Par Meir M. Bar-Asher
Jews and the Qur’an, Princeton, Princeton University Press, 2021, 167 p.
Critique par Daniel Pipes – Middle East Quarterly
Professeur d’études islamiques à l’Université hébraïque de Jérusalem, Bar-Asher aborde l’une des questions les plus délicates et les plus subtiles de l’histoire religieuse et de la politique actuelle dans ce livre assez mince mais dense sur la place des Juifs dans le Coran. (Avant d’aller plus loin, on notera qu’il laisse de côté les travaux importants de l’histoire révisionniste pour se limiter à une histoire conventionnelle de plus en plus décriée.)

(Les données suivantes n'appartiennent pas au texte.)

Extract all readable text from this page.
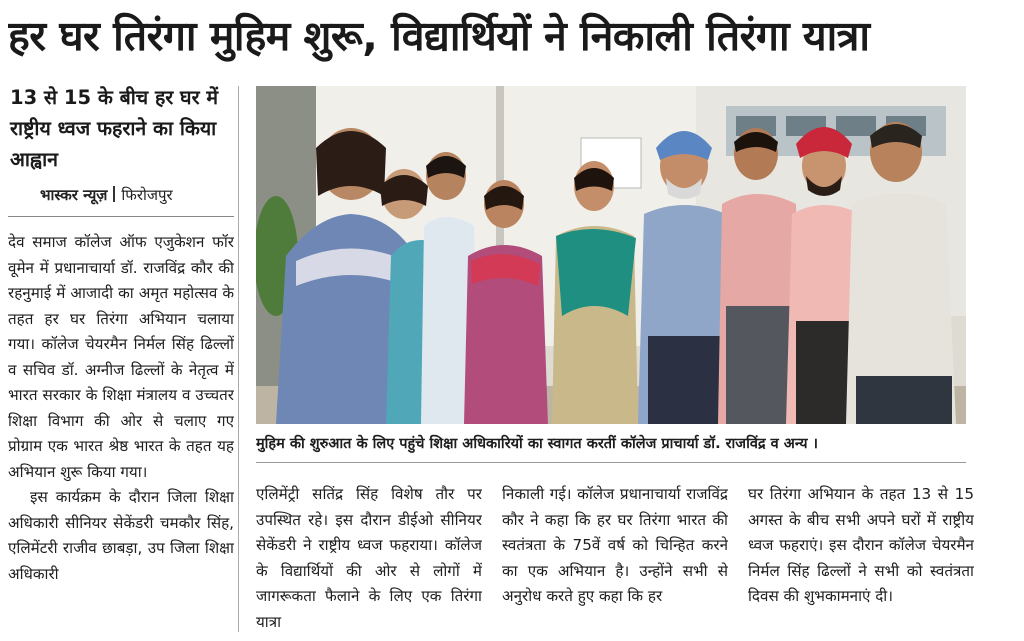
हर घर तिरंगा मुहिम शुरू, विद्यार्थियों ने निकाली तिरंगा यात्रा
13 से 15 के बीच हर घर में राष्ट्रीय ध्वज फहराने का किया आह्वान
भास्कर न्यूज़ फिरोजपुर

देव समाज कॉलेज ऑफ एजुकेशन फॉर वूमेन में प्रधानाचार्या डॉ. राजविंद्र कौर की रहनुमाई में आजादी का अमृत महोत्सव के तहत हर घर तिरंगा अभियान चलाया गया। कॉलेज चेयरमैन निर्मल सिंह ढिल्लों व सचिव डॉ. अग्नीज ढिल्लों के नेतृत्व में भारत सरकार के शिक्षा मंत्रालय व उच्चतर शिक्षा विभाग की ओर से चलाए गए प्रोग्राम एक भारत श्रेष्ठ भारत के तहत यह अभियान शुरू किया गया।

इस कार्यक्रम के दौरान जिला शिक्षा अधिकारी सीनियर सेकेंडरी चमकौर सिंह, एलिमेंटरी राजीव छाबड़ा, उप जिला शिक्षा अधिकारी

मुहिम की शुरुआत के लिए पहुंचे शिक्षा अधिकारियों का स्वागत करतीं कॉलेज प्राचार्या डॉ. राजविंद्र व अन्य ।

एलिमेंट्री सतिंद्र सिंह विशेष तौर पर उपस्थित रहे। इस दौरान डीईओ सीनियर सेकेंडरी ने राष्ट्रीय ध्वज फहराया। कॉलेज के विद्यार्थियों की ओर से लोगों में जागरूकता फैलाने के लिए एक तिरंगा यात्रा

निकाली गई। कॉलेज प्रधानाचार्या राजविंद्र कौर ने कहा कि हर घर तिरंगा भारत की स्वतंत्रता के 75वें वर्ष को चिन्हित करने का एक अभियान है। उन्होंने सभी से अनुरोध करते हुए कहा कि हर

घर तिरंगा अभियान के तहत 13 से 15 अगस्त के बीच सभी अपने घरों में राष्ट्रीय ध्वज फहराएं। इस दौरान कॉलेज चेयरमैन निर्मल सिंह ढिल्लों ने सभी को स्वतंत्रता दिवस की शुभकामनाएं दी।
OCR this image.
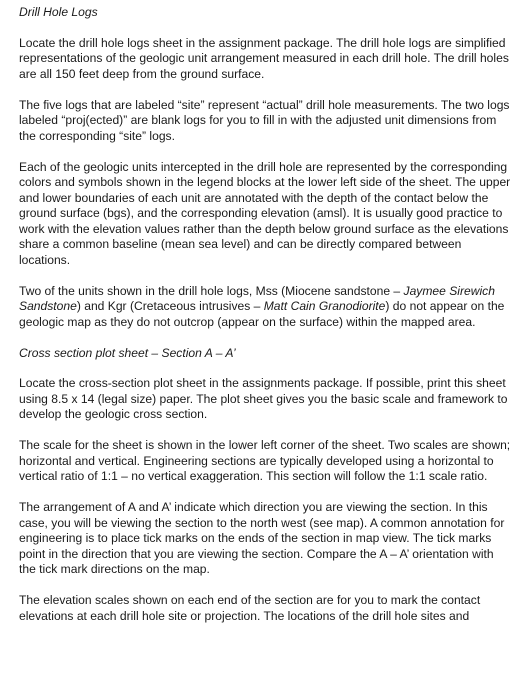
Drill Hole Logs
Locate the drill hole logs sheet in the assignment package. The drill hole logs are simplified representations of the geologic unit arrangement measured in each drill hole. The drill holes are all 150 feet deep from the ground surface.
The five logs that are labeled “site” represent “actual” drill hole measurements. The two logs labeled “proj(ected)” are blank logs for you to fill in with the adjusted unit dimensions from the corresponding “site” logs.
Each of the geologic units intercepted in the drill hole are represented by the corresponding colors and symbols shown in the legend blocks at the lower left side of the sheet. The upper and lower boundaries of each unit are annotated with the depth of the contact below the ground surface (bgs), and the corresponding elevation (amsl). It is usually good practice to work with the elevation values rather than the depth below ground surface as the elevations share a common baseline (mean sea level) and can be directly compared between locations.
Two of the units shown in the drill hole logs, Mss (Miocene sandstone – Jaymee Sirewich Sandstone) and Kgr (Cretaceous intrusives – Matt Cain Granodiorite) do not appear on the geologic map as they do not outcrop (appear on the surface) within the mapped area.
Cross section plot sheet – Section A – A’
Locate the cross-section plot sheet in the assignments package. If possible, print this sheet using 8.5 x 14 (legal size) paper. The plot sheet gives you the basic scale and framework to develop the geologic cross section.
The scale for the sheet is shown in the lower left corner of the sheet. Two scales are shown; horizontal and vertical. Engineering sections are typically developed using a horizontal to vertical ratio of 1:1 – no vertical exaggeration. This section will follow the 1:1 scale ratio.
The arrangement of A and A’ indicate which direction you are viewing the section. In this case, you will be viewing the section to the north west (see map). A common annotation for engineering is to place tick marks on the ends of the section in map view. The tick marks point in the direction that you are viewing the section. Compare the A – A’ orientation with the tick mark directions on the map.
The elevation scales shown on each end of the section are for you to mark the contact elevations at each drill hole site or projection. The locations of the drill hole sites and
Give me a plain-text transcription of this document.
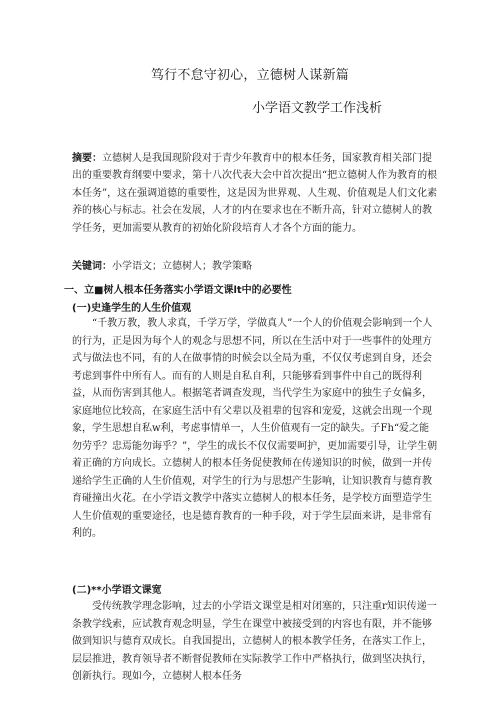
笃行不怠守初心，立德树人谋新篇
小学语文教学工作浅析
摘要：立德树人是我国现阶段对于青少年教育中的根本任务，国家教育相关部门提出的重要教育纲要中要求，第十八次代表大会中首次提出“把立德树人作为教育的根本任务”，这在强调道德的重要性，这是因为世界观、人生观、价值观是人们文化素养的核心与标志。社会在发展，人才的内在要求也在不断升高，针对立德树人的教学任务，更加需要从教育的初始化阶段培育人才各个方面的能力。
关键词：小学语文；立德树人；教学策略
一、立■树人根本任务落实小学语文课lt中的必要性
(一)史逢学生的人生价值观
“千教万教，教人求真，千学万学，学做真人”一个人的价值观会影响到一个人的行为，正是因为每个人的观念与思想不同，所以在生活中对于一些事件的处理方式与做法也不同，有的人在做事情的时候会以全局为重，不仅仅考虑到自身，还会考虑到事件中所有人。而有的人则是自私自利，只能够看到事件中自己的既得利益，从而伤害到其他人。根据笔者调查发现，当代学生为家庭中的独生子女偏多，家庭地位比较高，在家庭生活中有父辈以及祖辈的包容和宠爱，这就会出现一个现象，学生思想自私w利，考虑事情单一，人生价值观有一定的缺失。子Fh“爱之能勿劳乎？忠焉能勿诲乎？”，学生的成长不仅仅需要呵护，更加需要引导，让学生朝着正确的方向成长。立德树人的根本任务促使教师在传递知识的时候，做到一并传递给学生正确的人生价值观，对学生的行为与思想产生影响，让知识教育与德育教育碰撞出火花。在小学语文教学中落实立德树人的根本任务，是学校方面塑造学生人生价值观的重要途径，也是德育教育的一种手段，对于学生层面来讲，是非常有利的。
(二)**小学语文课宽
受传统教学理念影响，过去的小学语文课堂是相对闭塞的，只注重r知识传递一条教学线索，应试教育观念明显，学生在课堂中被接受到的内容也有限，并不能够做到知识与德育双成长。自我国提出，立德树人的根本教学任务，在落实工作上，层层推进，教育领导者不断督促教师在实际教学工作中严格执行，做到坚决执行，创新执行。现如今，立德树人根本任务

Pour commencer, Bar-Asher passe au crible la vie juive en Arabie avant le Coran et conclut que, fondamentalement, aucune information fiable n’est disponible. En considérant les écritures islamiques, il trouve que « l’image des Juifs et du judaïsme qui se dégage du Coran est donc très contrastée suivant qu’il s’agit des Hébreux de la Bible ou des contemporains du début de l’islam ». Pour simplifier, les premiers sont loués et les seconds sont condamnés. (C’est ici une première version du phénomène contemporain selon lequel « les gens aiment les Juifs morts »)
Des versets coraniques favorables aux Juifs dépeignent ces derniers comme le peuple élu, les Israélites sortis d’Égypte et arrivés dans la Terre Promise, ceux ayant reçu la Tora. Les versets défavorables sont axés sur l’idolâtrie – que Bar-Asher appelle « la preuve tangible du rejet du monothéisme par les Hébreux puis, après eux, les Juifs » – mais aussi sur l’étrange affirmation coranique selon laquelle les Juifs croient en un certain Uzaïr comme prophète voire comme fils de D’, et sur la calomnie selon laquelle les Juifs ont assassiné leurs propres prophètes.
Dans l’ensemble, « cette vision négative globale des Juifs sert de fondement à leur délégitimation et à leur rabaissement ». Sans surprise, « les critiques violentes dirigées par le Coran contre les Hébreux de la Bible, puis contre les Juifs y occupent une place plus importante que les jugements positifs ».
Conscient du rôle qu’ont aujourd’hui encore ces versets coraniques, Bar-Asher observe qu’ils « deviennent « explosifs » quand ils sont sciemment décontextualisés pour être brandis contre les Juifs et les chrétiens d’aujourd’hui ». Il fournit un certain nombre d’exemples.
L’auteur aborde également une série d’autres sujets passionnants tels que la relation profondément ambivalente du Coran avec la Bible, le passage où certains sont « transformés en singes et en porcs », le traitement des récits bibliques dans le Coran, une comparaison des lois dans le judaïsme et dans le Coran, et la manière dont les sunnites et les chiites ont historiquement perçu les Juifs. Bar-Asher a écrit un petit bijou.